Get a Lower Interest Rate
The loan application process often involves figuring out how to get the lowest interest rate. By now, you’ve done your part to get your credit history in order. Now, you can consider how putting 20% down can get you a better interest rate by reassuring lenders that you are capable of paying back the loan. Having this much cash on hand to make a down payment demonstrates that you have the ability to save money and work towards a goal. Lenders find these desirable traits to be worthy of a lower interest rate since you’ll be less of a risk for defaulting on your loan terms.
Pay Less Over Time
The reason why it’s smart to put 20% down becomes evident once you start crunching the numbers. This traditional down payment amount means that you will still only owe 80% of your home’s value. If you compare this to the 96.5% that you’ll owe if you put down an amount of 3.5%, then you can see how this can quickly add up to you paying more interest over time. You’ll also enjoy having more equity in your home right away, which feels good as a new homeowner.

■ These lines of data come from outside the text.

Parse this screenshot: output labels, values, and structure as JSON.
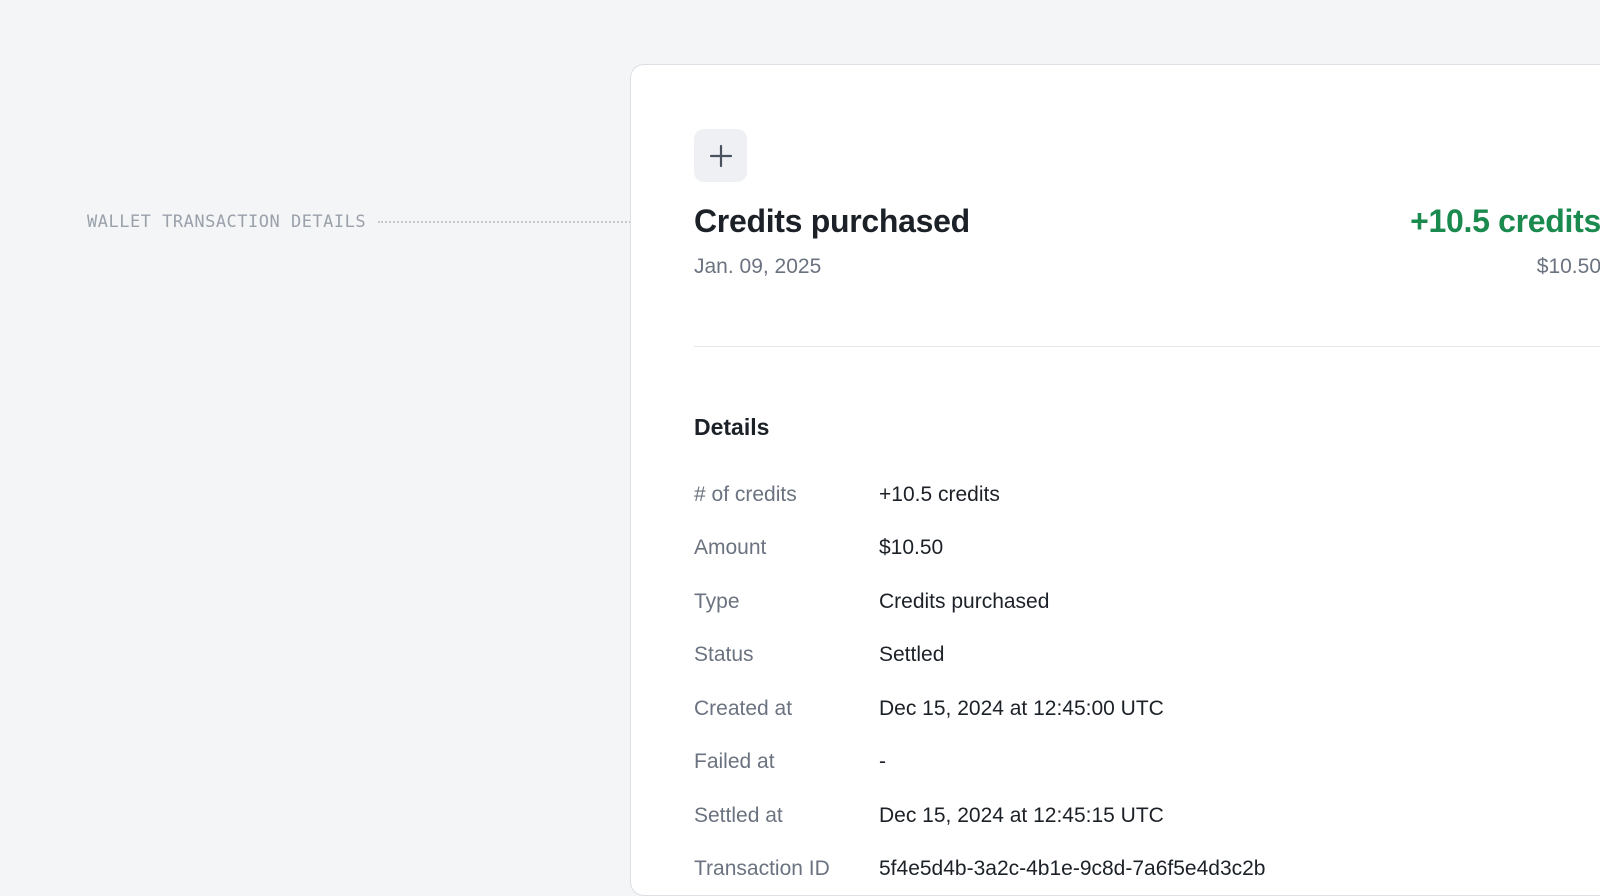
{
  "annotation": {
    "label": "WALLET TRANSACTION DETAILS"
  },
  "transaction": {
    "icon": "plus-icon",
    "title": "Credits purchased",
    "date": "Jan. 09, 2025",
    "credits": "+10.5 credits",
    "amount": "$10.50"
  },
  "details": {
    "heading": "Details",
    "rows": [
      {
        "label": "# of credits",
        "value": "+10.5 credits"
      },
      {
        "label": "Amount",
        "value": "$10.50"
      },
      {
        "label": "Type",
        "value": "Credits purchased"
      },
      {
        "label": "Status",
        "value": "Settled"
      },
      {
        "label": "Created at",
        "value": "Dec 15, 2024 at 12:45:00 UTC"
      },
      {
        "label": "Failed at",
        "value": "-"
      },
      {
        "label": "Settled at",
        "value": "Dec 15, 2024 at 12:45:15 UTC"
      },
      {
        "label": "Transaction ID",
        "value": "5f4e5d4b-3a2c-4b1e-9c8d-7a6f5e4d3c2b"
      }
    ]
  },
  "colors": {
    "background": "#f4f5f7",
    "panel": "#ffffff",
    "positive": "#1a8a4f",
    "muted": "#6b7380",
    "text": "#1c2128"
  }
}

Make Your Offer Stand Out to Sellers
In a competitive market, sellers often have the upper hand. They may see multiple offers come through, and they’ll be looking for ones with larger down payments. Sellers tend to operate much like lenders. Seeing you can make a large down payment tells them that you are more likely to get approved for a loan and follow through on the deal.
Avoid Paying for Private Mortgage Insurance
Lenders frequently require you to pay for PMI if you put down less than 20%. This form of insurance is designed to reduce the lender’s risk if something happens and you fail to repay the loan. PMI costs are added to your monthly mortgage payment, and they can add up over time. Being able to opt-out helps you keep your mortgage payment more affordable.
If you have the ability to put 20% down on a home, then it just makes sense in most situations to do it. While the amount might seem high at first, you’ll receive benefits immediately such as having a lower mortgage payment and more equity. Then, the benefits just keep coming with time as you save on not having to pay as much interest over the life of your home loan.